Writing for FutureEd, Bryan Hassel and Greg Lippman describe a project that attempts to develop a new measure of school performance that clearly identifies which schools are doing the best job with vulnerable student populations. Excerpts of the piece appear below:
Knowing a school’s numbers of English language learners, students with disabilities, and students eligible for free or reduced-price lunch and their proficiency rates on standardized tests doesn’t reveal the schools’ relative success with the toughest-to-educate students. To the contrary, under traditional measures of school performance, the more high-need students a school serves, the worse its performance looks.

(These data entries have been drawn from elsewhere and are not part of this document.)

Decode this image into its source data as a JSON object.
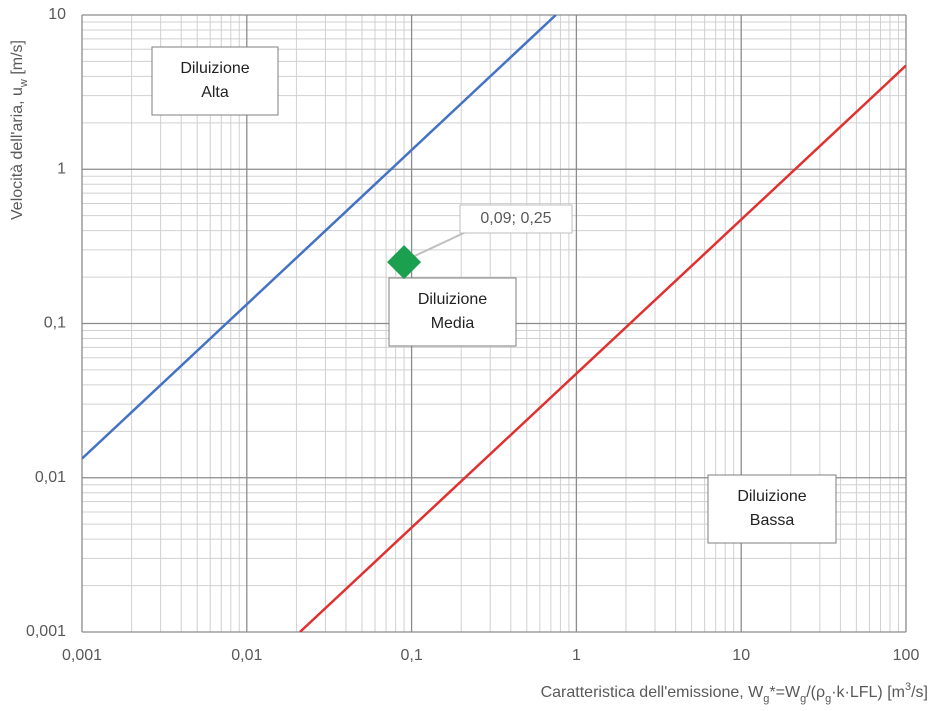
{
  "chart_data": {
    "type": "line",
    "x_label": [
      {
        "text": "Caratteristica dell'emissione, W"
      },
      {
        "text": "g",
        "shift": "sub"
      },
      {
        "text": "*=W"
      },
      {
        "text": "g",
        "shift": "sub"
      },
      {
        "text": "/(ρ"
      },
      {
        "text": "g",
        "shift": "sub"
      },
      {
        "text": "·k·LFL) [m"
      },
      {
        "text": "3",
        "shift": "super"
      },
      {
        "text": "/s]"
      }
    ],
    "y_label": [
      {
        "text": "Velocità dell'aria, u"
      },
      {
        "text": "w",
        "shift": "sub"
      },
      {
        "text": " [m/s]"
      }
    ],
    "log_x": true,
    "log_y": true,
    "grid": true,
    "minor_grid": true,
    "xlim": [
      0.001,
      100
    ],
    "ylim": [
      0.001,
      10
    ],
    "xticks": [
      {
        "value": 0.001,
        "label": "0,001"
      },
      {
        "value": 0.01,
        "label": "0,01"
      },
      {
        "value": 0.1,
        "label": "0,1"
      },
      1,
      10,
      100
    ],
    "yticks": [
      {
        "value": 0.001,
        "label": "0,001"
      },
      {
        "value": 0.01,
        "label": "0,01"
      },
      {
        "value": 0.1,
        "label": "0,1"
      },
      1,
      10
    ],
    "series": [
      {
        "color": "#4472c4",
        "x": [
          0.001,
          0.75
        ],
        "values": [
          0.0133,
          10
        ]
      },
      {
        "color": "#e03030",
        "x": [
          0.021,
          100
        ],
        "values": [
          0.001,
          4.7
        ]
      }
    ],
    "points": [
      {
        "color": "#1aa04f",
        "x": 0.09,
        "value": 0.25,
        "value_label": "0,09; 0,25"
      }
    ],
    "annotations": [
      {
        "lines": [
          "Diluizione",
          "Alta"
        ]
      },
      {
        "lines": [
          "Diluizione",
          "Media"
        ]
      },
      {
        "lines": [
          "Diluizione",
          "Bassa"
        ]
      }
    ]
  }
}
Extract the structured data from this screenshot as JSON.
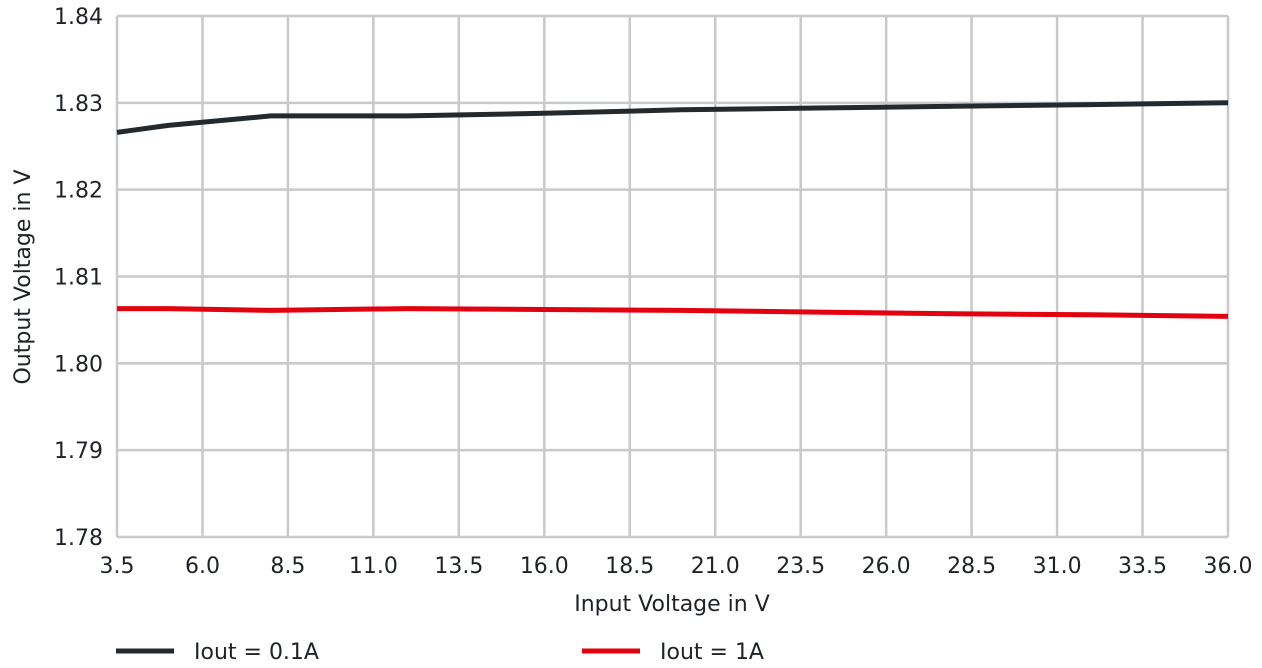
{
  "chart_data": {
    "type": "line",
    "title": "",
    "xlabel": "Input Voltage in V",
    "ylabel": "Output Voltage in V",
    "xlim": [
      3.5,
      36.0
    ],
    "ylim": [
      1.78,
      1.84
    ],
    "x_ticks": [
      3.5,
      6.0,
      8.5,
      11.0,
      13.5,
      16.0,
      18.5,
      21.0,
      23.5,
      26.0,
      28.5,
      31.0,
      33.5,
      36.0
    ],
    "x_tick_labels": [
      "3.5",
      "6.0",
      "8.5",
      "11.0",
      "13.5",
      "16.0",
      "18.5",
      "21.0",
      "23.5",
      "26.0",
      "28.5",
      "31.0",
      "33.5",
      "36.0"
    ],
    "y_ticks": [
      1.78,
      1.79,
      1.8,
      1.81,
      1.82,
      1.83,
      1.84
    ],
    "y_tick_labels": [
      "1.78",
      "1.79",
      "1.80",
      "1.81",
      "1.82",
      "1.83",
      "1.84"
    ],
    "grid": true,
    "legend_position": "bottom",
    "series": [
      {
        "name": "Iout = 0.1A",
        "color": "#23292d",
        "x": [
          3.5,
          5.0,
          8.0,
          12.0,
          16.0,
          20.0,
          24.0,
          28.0,
          32.0,
          36.0
        ],
        "y": [
          1.8266,
          1.8274,
          1.8285,
          1.8285,
          1.8288,
          1.8292,
          1.8294,
          1.8296,
          1.8298,
          1.83
        ]
      },
      {
        "name": "Iout = 1A",
        "color": "#e3000f",
        "x": [
          3.5,
          5.0,
          8.0,
          12.0,
          16.0,
          20.0,
          24.0,
          28.0,
          32.0,
          36.0
        ],
        "y": [
          1.8063,
          1.8063,
          1.8061,
          1.8063,
          1.8062,
          1.8061,
          1.8059,
          1.8057,
          1.8056,
          1.8054
        ]
      }
    ]
  }
}
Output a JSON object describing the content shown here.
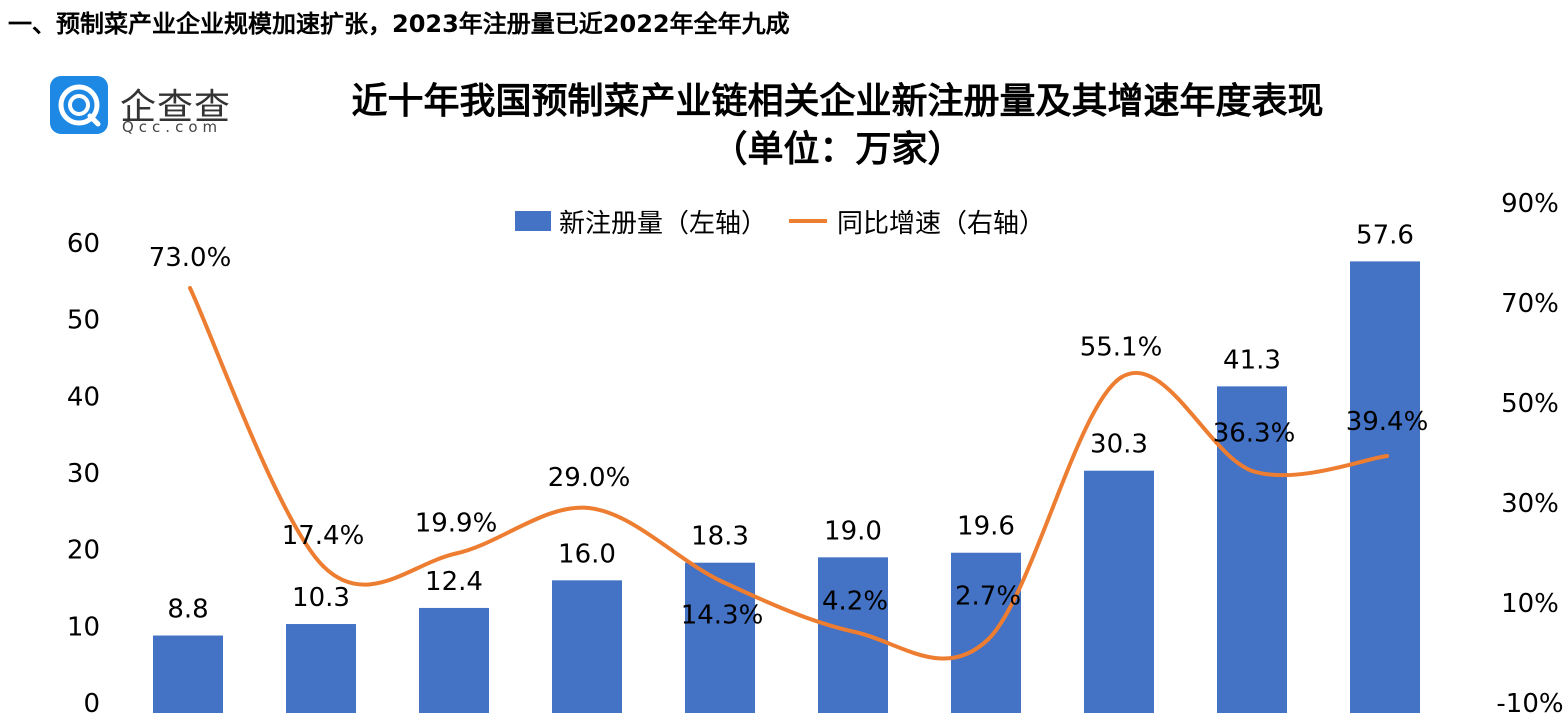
{
  "section_heading": "一、预制菜产业企业规模加速扩张，2023年注册量已近2022年全年九成",
  "logo": {
    "name": "企查查",
    "domain": "Qcc.com"
  },
  "colors": {
    "bar": "#4472c4",
    "line": "#ed7d31",
    "logo": "#1e88e5"
  },
  "icons": {
    "logo": "qcc-logo-icon"
  },
  "chart_data": {
    "type": "bar",
    "title": "近十年我国预制菜产业链相关企业新注册量及其增速年度表现",
    "subtitle": "（单位：万家）",
    "categories": [
      "",
      "",
      "",
      "",
      "",
      "",
      "",
      "",
      "",
      ""
    ],
    "series": [
      {
        "name": "新注册量（左轴）",
        "type": "bar",
        "axis": "left",
        "values": [
          8.8,
          10.3,
          12.4,
          16.0,
          18.3,
          19.0,
          19.6,
          30.3,
          41.3,
          57.6
        ],
        "labels": [
          "8.8",
          "10.3",
          "12.4",
          "16.0",
          "18.3",
          "19.0",
          "19.6",
          "30.3",
          "41.3",
          "57.6"
        ]
      },
      {
        "name": "同比增速（右轴）",
        "type": "line",
        "axis": "right",
        "values": [
          73.0,
          17.4,
          19.9,
          29.0,
          14.3,
          4.2,
          2.7,
          55.1,
          36.3,
          39.4
        ],
        "labels": [
          "73.0%",
          "17.4%",
          "19.9%",
          "29.0%",
          "14.3%",
          "4.2%",
          "2.7%",
          "55.1%",
          "36.3%",
          "39.4%"
        ]
      }
    ],
    "y_left": {
      "min": 0,
      "max": 60,
      "ticks": [
        "0",
        "10",
        "20",
        "30",
        "40",
        "50",
        "60"
      ]
    },
    "y_right": {
      "min": -10,
      "max": 90,
      "ticks": [
        "-10%",
        "10%",
        "30%",
        "50%",
        "70%",
        "90%"
      ]
    },
    "legend_position": "top-center",
    "grid": false
  }
}
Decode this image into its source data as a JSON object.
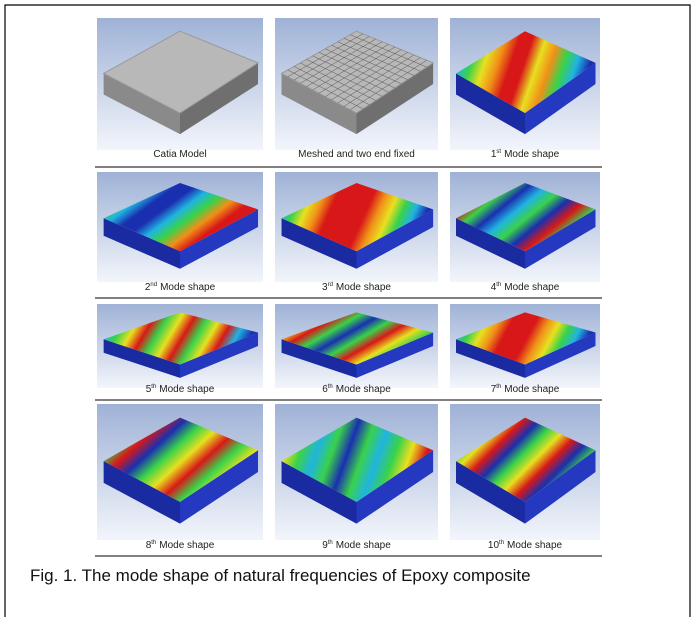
{
  "figure": {
    "panels": [
      {
        "label": "Catia Model"
      },
      {
        "label": "Meshed and two end fixed"
      },
      {
        "ordinal": "1",
        "suffix": "st",
        "label": "Mode shape"
      },
      {
        "ordinal": "2",
        "suffix": "nd",
        "label": "Mode shape"
      },
      {
        "ordinal": "3",
        "suffix": "rd",
        "label": "Mode shape"
      },
      {
        "ordinal": "4",
        "suffix": "th",
        "label": "Mode shape"
      },
      {
        "ordinal": "5",
        "suffix": "th",
        "label": "Mode shape"
      },
      {
        "ordinal": "6",
        "suffix": "th",
        "label": "Mode shape"
      },
      {
        "ordinal": "7",
        "suffix": "th",
        "label": "Mode shape"
      },
      {
        "ordinal": "8",
        "suffix": "th",
        "label": "Mode shape"
      },
      {
        "ordinal": "9",
        "suffix": "th",
        "label": "Mode shape"
      },
      {
        "ordinal": "10",
        "suffix": "th",
        "label": "Mode shape"
      }
    ],
    "caption": "Fig. 1. The mode shape of natural frequencies of Epoxy composite"
  }
}
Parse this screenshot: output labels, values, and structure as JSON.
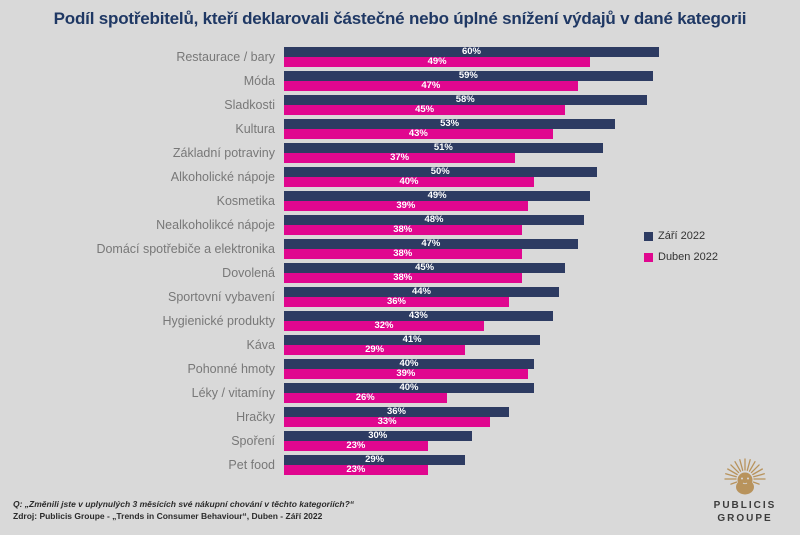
{
  "title": "Podíl spotřebitelů, kteří deklarovali částečné nebo úplné snížení výdajů v dané kategorii",
  "chart_data": {
    "type": "bar",
    "orientation": "horizontal",
    "title": "Podíl spotřebitelů, kteří deklarovali částečné nebo úplné snížení výdajů v dané kategorii",
    "categories": [
      "Restaurace / bary",
      "Móda",
      "Sladkosti",
      "Kultura",
      "Základní potraviny",
      "Alkoholické nápoje",
      "Kosmetika",
      "Nealkoholikcé nápoje",
      "Domácí spotřebiče a elektronika",
      "Dovolená",
      "Sportovní vybavení",
      "Hygienické produkty",
      "Káva",
      "Pohonné hmoty",
      "Léky / vitamíny",
      "Hračky",
      "Spoření",
      "Pet food"
    ],
    "series": [
      {
        "name": "Září 2022",
        "key": "zari-2022",
        "color": "#2d3b62",
        "values": [
          60,
          59,
          58,
          53,
          51,
          50,
          49,
          48,
          47,
          45,
          44,
          43,
          41,
          40,
          40,
          36,
          30,
          29
        ]
      },
      {
        "name": "Duben 2022",
        "key": "duben-2022",
        "color": "#e0078f",
        "values": [
          49,
          47,
          45,
          43,
          37,
          40,
          39,
          38,
          38,
          38,
          36,
          32,
          29,
          39,
          26,
          33,
          23,
          23
        ]
      }
    ],
    "value_suffix": "%",
    "value_labels": "inside-center",
    "xlim": [
      0,
      80
    ],
    "grid": false,
    "legend_position": "right-middle"
  },
  "footer": {
    "question": "Q: „Změnili jste v uplynulých 3 měsících své nákupní chování v těchto kategoriích?“",
    "source": "Zdroj: Publicis Groupe - „Trends in Consumer Behaviour“, Duben - Září 2022"
  },
  "logo": {
    "name": "Publicis Groupe",
    "line1": "PUBLICIS",
    "line2": "GROUPE"
  },
  "colors": {
    "background": "#d9d9d9",
    "title": "#1f3864",
    "category_label": "#787878",
    "value_label": "#ffffff",
    "footer_text": "#2b2b2b",
    "logo_gold": "#b8935c",
    "logo_text": "#3c3c3c"
  }
}
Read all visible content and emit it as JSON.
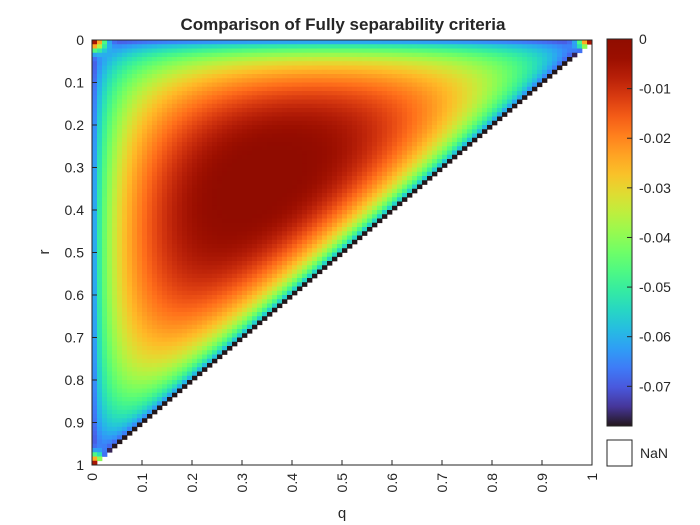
{
  "chart_data": {
    "type": "heatmap",
    "title": "Comparison of Fully separability criteria",
    "xlabel": "q",
    "ylabel": "r",
    "xlim": [
      0,
      1
    ],
    "ylim": [
      0,
      1
    ],
    "y_direction": "reversed",
    "x_ticks": [
      "0",
      "0.1",
      "0.2",
      "0.3",
      "0.4",
      "0.5",
      "0.6",
      "0.7",
      "0.8",
      "0.9",
      "1"
    ],
    "y_ticks": [
      "0",
      "0.1",
      "0.2",
      "0.3",
      "0.4",
      "0.5",
      "0.6",
      "0.7",
      "0.8",
      "0.9",
      "1"
    ],
    "grid": false,
    "grid_resolution": 100,
    "valid_region": "q + r <= 1 (upper-left triangle); values outside are NaN",
    "value_range": [
      -0.078,
      0
    ],
    "peak": {
      "q": 0.333,
      "r": 0.333,
      "value": -0.001
    },
    "edge_value": -0.078,
    "corner_value": 0,
    "colormap": "turbo",
    "colorbar": {
      "ticks": [
        "0",
        "-0.01",
        "-0.02",
        "-0.03",
        "-0.04",
        "-0.05",
        "-0.06",
        "-0.07"
      ],
      "tick_values": [
        0,
        -0.01,
        -0.02,
        -0.03,
        -0.04,
        -0.05,
        -0.06,
        -0.07
      ],
      "range": [
        -0.078,
        0
      ],
      "nan_label": "NaN"
    }
  }
}
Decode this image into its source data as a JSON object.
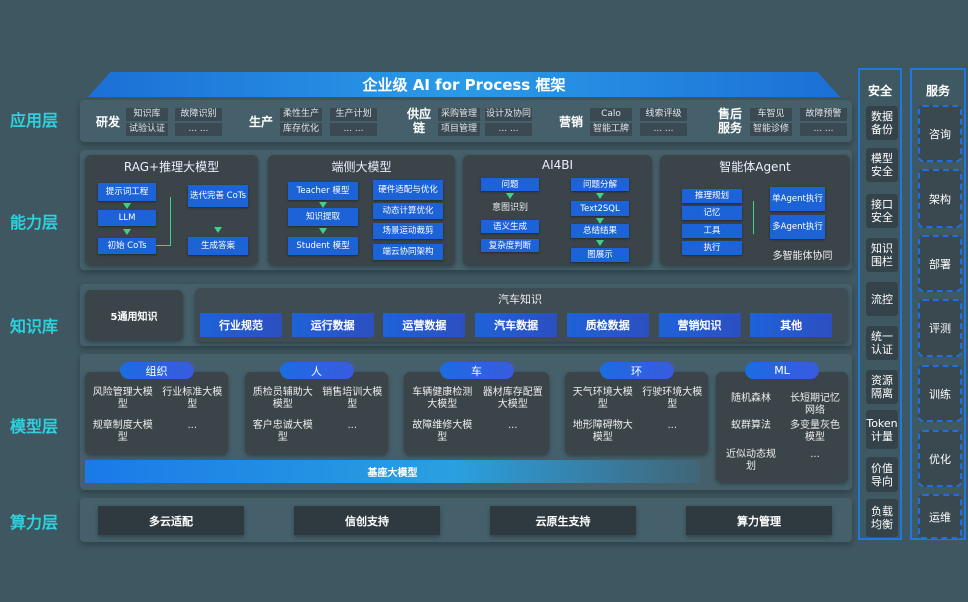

These challenges, and a desire to identify schools that do a great job with the nation’s most challenged students so that others can learn from them, have been the focus since 2018 of the National Campaign for Highest-Need Students. This initiative grew out of the work of ACE Charter Schools, a network founded by community leaders in San Jose, California, intent on addressing the profound academic struggles of the area’s most disengaged and disenfranchised students.
The campaign turned to Education Analytics and Public Impact, companies that support school improvement, to develop a School Needs Index to more precisely determine the level of student academic, social and emotional need in each school and gauge which schools have been most successful in supporting the nation’s most disadvantaged students.
Their model, outlined in a new report, Identifying Schools Achieving Great Results with Highest-Need Students, gives decision-makers a tool to determine which schools serve highest-need students, and which lead to the greatest student success. The School Needs Index groups dozens of student characteristics into four domains to assess the level of student need: student engagement (including chronic absenteeism and suspension rates); demographics (students who are new to the school, from migrant families, or with a specific disability status); academics (including prior test scores); and economics (estimates of family income or homelessness).
Unlike measures of need based on opinion or politics, the School Needs Index includes and weights characteristics based on how much they actually contribute to student outcomes, such as reading and math learning.
With this measure of school need in hand, it becomes possible to compare how well each school is doing with highest-need students, in comparison to schools serving similar students. Importantly, the analysis focuses on students’ learning growth, rather than merely a snapshot of their performance, allowing policymakers to see which schools are doing the best job serving these students.